Hernandez's follow-ups to "Born to Be Alive" did not fare as well in the US. "Disco Queen" backed with "Show Me the Way You Kiss" sold poorly, but the album Born to Be Alive sold well and won him a Billboard Award in February 1980. As a result of this lack of subsequent success he has earned the title of "one-hit wonder".
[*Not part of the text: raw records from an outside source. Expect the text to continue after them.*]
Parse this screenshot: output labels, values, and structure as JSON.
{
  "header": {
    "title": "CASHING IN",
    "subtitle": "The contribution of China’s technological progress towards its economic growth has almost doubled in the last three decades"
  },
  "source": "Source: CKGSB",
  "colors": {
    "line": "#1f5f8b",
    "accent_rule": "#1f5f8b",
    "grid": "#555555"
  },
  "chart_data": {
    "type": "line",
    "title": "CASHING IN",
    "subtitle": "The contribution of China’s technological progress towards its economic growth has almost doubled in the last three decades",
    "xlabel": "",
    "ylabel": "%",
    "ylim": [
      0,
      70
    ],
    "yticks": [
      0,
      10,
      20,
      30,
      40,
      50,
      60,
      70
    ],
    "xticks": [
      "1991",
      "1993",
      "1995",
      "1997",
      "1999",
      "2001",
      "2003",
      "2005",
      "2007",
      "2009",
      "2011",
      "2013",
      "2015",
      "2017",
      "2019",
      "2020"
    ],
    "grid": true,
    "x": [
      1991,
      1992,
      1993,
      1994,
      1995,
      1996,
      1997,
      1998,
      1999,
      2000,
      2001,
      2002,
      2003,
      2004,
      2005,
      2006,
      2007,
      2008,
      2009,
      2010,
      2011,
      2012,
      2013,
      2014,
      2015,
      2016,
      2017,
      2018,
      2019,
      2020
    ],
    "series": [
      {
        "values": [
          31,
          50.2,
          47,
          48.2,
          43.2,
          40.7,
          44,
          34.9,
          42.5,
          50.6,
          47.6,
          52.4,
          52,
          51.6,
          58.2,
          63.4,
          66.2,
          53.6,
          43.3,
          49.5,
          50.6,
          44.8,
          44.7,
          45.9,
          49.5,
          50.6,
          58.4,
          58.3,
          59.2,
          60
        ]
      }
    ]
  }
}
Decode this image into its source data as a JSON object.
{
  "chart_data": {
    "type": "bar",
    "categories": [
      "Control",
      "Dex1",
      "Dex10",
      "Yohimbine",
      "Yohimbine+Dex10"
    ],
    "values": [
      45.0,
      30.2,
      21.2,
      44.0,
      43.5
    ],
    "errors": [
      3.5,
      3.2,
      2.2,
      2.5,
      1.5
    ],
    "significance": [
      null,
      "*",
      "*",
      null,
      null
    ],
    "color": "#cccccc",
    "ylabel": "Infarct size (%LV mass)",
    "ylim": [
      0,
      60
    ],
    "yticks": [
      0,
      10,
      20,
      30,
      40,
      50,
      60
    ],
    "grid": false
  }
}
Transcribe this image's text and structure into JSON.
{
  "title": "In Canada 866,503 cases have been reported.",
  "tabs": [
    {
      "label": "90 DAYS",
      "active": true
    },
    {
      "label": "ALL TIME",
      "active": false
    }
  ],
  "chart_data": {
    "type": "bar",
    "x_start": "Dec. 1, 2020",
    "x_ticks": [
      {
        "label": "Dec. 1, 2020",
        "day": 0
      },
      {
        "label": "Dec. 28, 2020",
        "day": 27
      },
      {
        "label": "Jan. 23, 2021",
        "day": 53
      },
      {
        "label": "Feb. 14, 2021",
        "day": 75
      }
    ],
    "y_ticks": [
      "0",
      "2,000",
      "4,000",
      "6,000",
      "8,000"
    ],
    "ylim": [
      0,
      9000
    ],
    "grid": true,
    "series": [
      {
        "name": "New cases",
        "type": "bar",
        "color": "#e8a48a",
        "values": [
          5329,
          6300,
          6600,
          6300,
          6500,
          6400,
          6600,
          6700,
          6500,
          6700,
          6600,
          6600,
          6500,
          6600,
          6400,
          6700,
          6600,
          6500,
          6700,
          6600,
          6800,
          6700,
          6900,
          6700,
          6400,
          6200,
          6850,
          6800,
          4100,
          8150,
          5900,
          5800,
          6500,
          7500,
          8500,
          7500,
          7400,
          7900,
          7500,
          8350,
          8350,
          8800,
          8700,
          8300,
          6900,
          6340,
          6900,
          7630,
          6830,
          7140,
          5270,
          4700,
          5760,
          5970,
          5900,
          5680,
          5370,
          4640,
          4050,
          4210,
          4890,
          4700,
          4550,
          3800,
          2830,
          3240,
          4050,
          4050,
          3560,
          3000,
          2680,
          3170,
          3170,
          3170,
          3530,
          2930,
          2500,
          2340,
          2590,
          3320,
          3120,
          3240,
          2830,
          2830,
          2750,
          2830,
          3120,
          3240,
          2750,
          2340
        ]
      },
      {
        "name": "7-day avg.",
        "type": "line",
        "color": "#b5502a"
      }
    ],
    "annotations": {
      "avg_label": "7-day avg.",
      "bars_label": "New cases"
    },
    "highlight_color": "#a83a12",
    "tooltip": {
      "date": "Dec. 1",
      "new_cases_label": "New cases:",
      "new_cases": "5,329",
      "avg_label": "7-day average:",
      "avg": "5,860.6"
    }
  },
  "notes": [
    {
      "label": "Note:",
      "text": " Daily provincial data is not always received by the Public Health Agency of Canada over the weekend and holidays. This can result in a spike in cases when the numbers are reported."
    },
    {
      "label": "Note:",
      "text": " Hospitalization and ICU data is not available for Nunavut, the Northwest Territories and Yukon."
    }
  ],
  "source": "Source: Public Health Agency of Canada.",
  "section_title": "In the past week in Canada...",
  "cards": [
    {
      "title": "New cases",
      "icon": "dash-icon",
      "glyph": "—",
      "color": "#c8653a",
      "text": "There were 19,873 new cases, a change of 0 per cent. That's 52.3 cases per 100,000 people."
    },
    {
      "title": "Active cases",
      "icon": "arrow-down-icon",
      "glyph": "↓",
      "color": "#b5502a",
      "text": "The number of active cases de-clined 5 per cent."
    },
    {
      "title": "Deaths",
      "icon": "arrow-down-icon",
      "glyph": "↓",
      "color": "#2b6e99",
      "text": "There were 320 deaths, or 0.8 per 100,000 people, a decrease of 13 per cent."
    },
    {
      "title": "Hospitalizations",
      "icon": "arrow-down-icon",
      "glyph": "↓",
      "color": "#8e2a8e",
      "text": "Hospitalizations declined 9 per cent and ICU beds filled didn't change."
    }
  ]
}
In 1981, Hernandez released the import 12" single of "Goodbye", first released on Aariana Records and then a remixed version on the parent-label Aquarius Records (in France). It was not released in the US, although an album followed the single's release, but found no market in the US.

==Discography==
===Studio albums===
- Born to Be Alive (1979)
- Crazy Day's Mystery Night's (1980)
- Good Bye (1981)

===Compilation albums===
- Born to Be Alive (1990) (released in the US in 1995 as The Best of Patrick Hernandez – Born to Be Alive)
- Best of Patrick Hernandez – Born to Be Alive (1998)

===Singles===

Year: Single; Chart positions
AUS: AUT; BEL; CAN; ESP; FRA; GER; IRE; IT; NED 40; NED 100; UK; US; US Dance
1978: "I Give You Rendez-Vous" (France-only release); —; —; —; —; —; —; —; —; —; —; —; —; —; —
1979: "Born to Be Alive"; 1; 1; 2; 1; 1; 1; 1; 21; 1; 5; 12; 10; 16; 1
"Disco Queen": —; —; 26; —; —; —; —; —; —; —; —; —; —; 88
"You Turn Me On" (with Hervé Tholance): —; —; —; —; —; —; —; —; —; —; —; —; —; —
"Back to Boogie" (with Hervé Tholance): —; —; —; —; —; 11; 39; —; —; 25; 31; —; —; —
1980: "Someone's Stepping on My Mushrooms" (with Jorge Ben); —; —; —; —; —; —; —; —; —; —; —; —; —; —
"Can't Keep It Up": —; —; —; —; —; —; —; —; —; —; —; —; —; —
1981: "Down on Easy Street"; —; —; —; —; —; —; —; —; —; —; —; —; —; —
"Losing Sleep Over You": —; —; —; —; —; —; —; —; —; —; —; —; —; —
"Good Bye": —; —; 37; —; —; —; —; —; —; —; —; —; —; —
1982: "Y'a toujours des sam'dis soir"; —; —; —; —; —; —; —; —; —; —; —; —; —; —
"Fais-moi calin": —; —; —; —; —; —; —; —; —; —; —; —; —; —
"Non Stop": —; —; —; —; —; —; —; —; —; —; —; —; —; —
1983: "Tallulah"; —; —; —; —; —; 97; —; —; —; —; —; —; —; —
1988: "Kalisha Kalima"; —; —; —; —; —; —; —; —; —; —; —; —; —; —
"Born to Be Alive" (Remix '88): —; —; —; —; —; —; —; —; —; 21; 20; —; —; —
1991: "The Drinks (Are on Me)"; —; —; —; —; —; —; —; —; —; —; —; —; —; —
1997: "Get Ready"; —; —; —; —; —; —; —; —; —; —; —; —; —; —
"—" denotes releases that did not chart or were not released in that territory.